What a weekend, right? Here is some fresh prose commemorating it, of
special interest to us Memphians:

“There’s only one Bob Dylan.

“The singular place in history of the great folk-rock
singer-songwriter, who’s riding a crest of popularity as he nears his 60th
birthday, was one of the driving forces behind last night’s huge turnout at
the …

“Nashville River Stages festival.” ?!

Nope, no misprint. During the same three days that Memphis was
engaging in its annual three-day riverfront music festival, Nashville was
engaging in its three-day riverfront music festival. There may be only
one Bob Dylan, but there were two places for him to hang out and stretch his
legend last weekend.

In Nashville on Saturday night, as writer Thomas Goldsmith noted
in The Tennessean, Dylan made sure to do songs from 1969’s Nashville
Skyline
(and a selection from Roy Acuff as well). In Memphis on Sunday
night, Dylan made sure to do “Stuck Inside of Mobile with the Memphis
Blues Again.” No problem: Like Walt Whitman, Bob Dylan is large. He
contains multitudes. There’s enough of him to go around.

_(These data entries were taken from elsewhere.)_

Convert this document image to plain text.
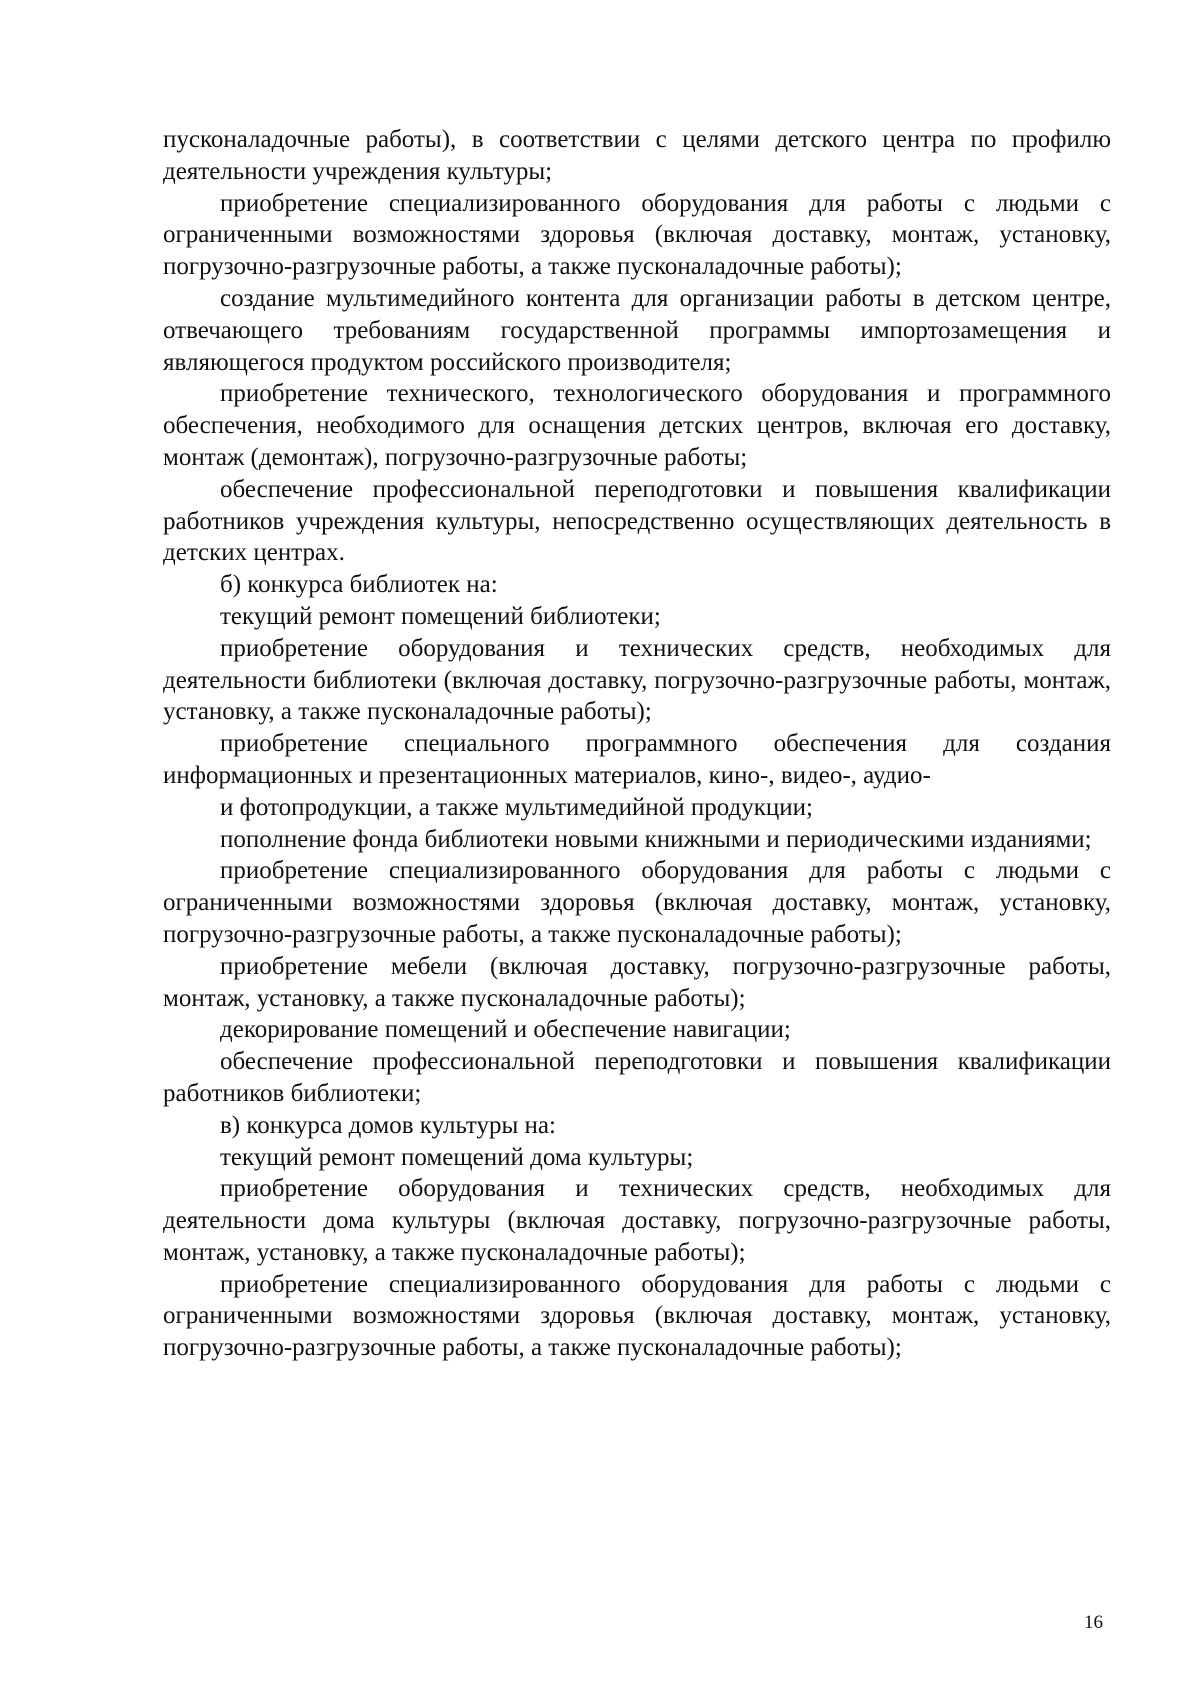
пусконаладочные работы), в соответствии с целями детского центра по профилю деятельности учреждения культуры;

приобретение специализированного оборудования для работы с людьми с ограниченными возможностями здоровья (включая доставку, монтаж, установку, погрузочно-разгрузочные работы, а также пусконаладочные работы);

создание мультимедийного контента для организации работы в детском центре, отвечающего требованиям государственной программы импортозамещения и являющегося продуктом российского производителя;

приобретение технического, технологического оборудования и программного обеспечения, необходимого для оснащения детских центров, включая его доставку, монтаж (демонтаж), погрузочно-разгрузочные работы;

обеспечение профессиональной переподготовки и повышения квалификации работников учреждения культуры, непосредственно осуществляющих деятельность в детских центрах.

б) конкурса библиотек на:

текущий ремонт помещений библиотеки;

приобретение оборудования и технических средств, необходимых для деятельности библиотеки (включая доставку, погрузочно-разгрузочные работы, монтаж, установку, а также пусконаладочные работы);

приобретение специального программного обеспечения для создания информационных и презентационных материалов, кино-, видео-, аудио-

и фотопродукции, а также мультимедийной продукции;

пополнение фонда библиотеки новыми книжными и периодическими изданиями;

приобретение специализированного оборудования для работы с людьми с ограниченными возможностями здоровья (включая доставку, монтаж, установку, погрузочно-разгрузочные работы, а также пусконаладочные работы);

приобретение мебели (включая доставку, погрузочно-разгрузочные работы, монтаж, установку, а также пусконаладочные работы);

декорирование помещений и обеспечение навигации;

обеспечение профессиональной переподготовки и повышения квалификации работников библиотеки;

в) конкурса домов культуры на:

текущий ремонт помещений дома культуры;

приобретение оборудования и технических средств, необходимых для деятельности дома культуры (включая доставку, погрузочно-разгрузочные работы, монтаж, установку, а также пусконаладочные работы);

приобретение специализированного оборудования для работы с людьми с ограниченными возможностями здоровья (включая доставку, монтаж, установку, погрузочно-разгрузочные работы, а также пусконаладочные работы);

16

But why should Tennessee’s two major cities be competing on this
brand-new front? Or is this to be regarded more as the proverbial
embarrassment of riches? The Beale Street Music Festival, as we know, was sold
out for its three-day run and set all-time attendance records. And we have
Thomas Goldsmith’s word for it that the turnout in Nashville was
“huge.”

Sporadically, over the years and over the past few weeks,
especially, as Memphis seemed about to gather its political and civic wits in
an effort to draw even with Nashville on the big-league sports front, I have
observed the unusual sense of rivalry that seems to exist between the two
Tennessee towns.

Rivalry, hell! Sometimes it looks like pure detestation, as when
my friend Larry Daughtrey, a distinguished political writer for The
Tennessean and normally the very model of analytical decorum, got off
some roundhouse shots at Memphis a few weeks back. I have previously quoted
these a place or two; not to overdo, he used terms like “perpetual
inferiority complex,” “simmering mess,” “racial
conflicts,” “nagging poverty,” “substandard schools,”
and “sweltering August heat” by way of characterizing our town and
its alleged envy of — and hatred for — Nashville.

A word apropos (which I have also uttered before, more or
less): Memphis does not “envy” Nashville, much less “hate”
said catch-up sister city, and any resentment that comes along with the
relationship is better characterized as a kind of annoyance with the fact that
Nashvillians seem to expect some sort of envy as their due.

Does the boogie “envy” the two-step? Give me a
break!

As for that Tennessean sportswriter– one A.S. (for
“Social”) Climber, as I recall — who characterized Memphis as
“Newark” to Nashville’s “Manhattan” a few seasons back,
we’ll take our North Mississippi Allstars (William Faulkner, Shelby Foote et
al.) over your Fugitives (Robert Penn Warren, John Crowe Ransom, and company);
our Esperians and Piazzas over your Dinah Shores; and our Mississippi over
your Cumberland. Just for starters. As for impact on popular culture, music,
especially, c’mon. Music Row’s is a mile wide; Sun/Stax/Volt’s is a mile
deep.

But I rove. No need for these back-alley measuring contests.
There are treasures in both towns. Ask Bob Dylan. As for the eternal question
Oh, Mama, can this really be the end? — the answer to that one sort
of depends on which town you’re stuck in on a given weekend night. And which
way you’re headed next on I-40.

Flyer senior editor Jackson Baker covers state and local
politics and often heads both ways on I-40.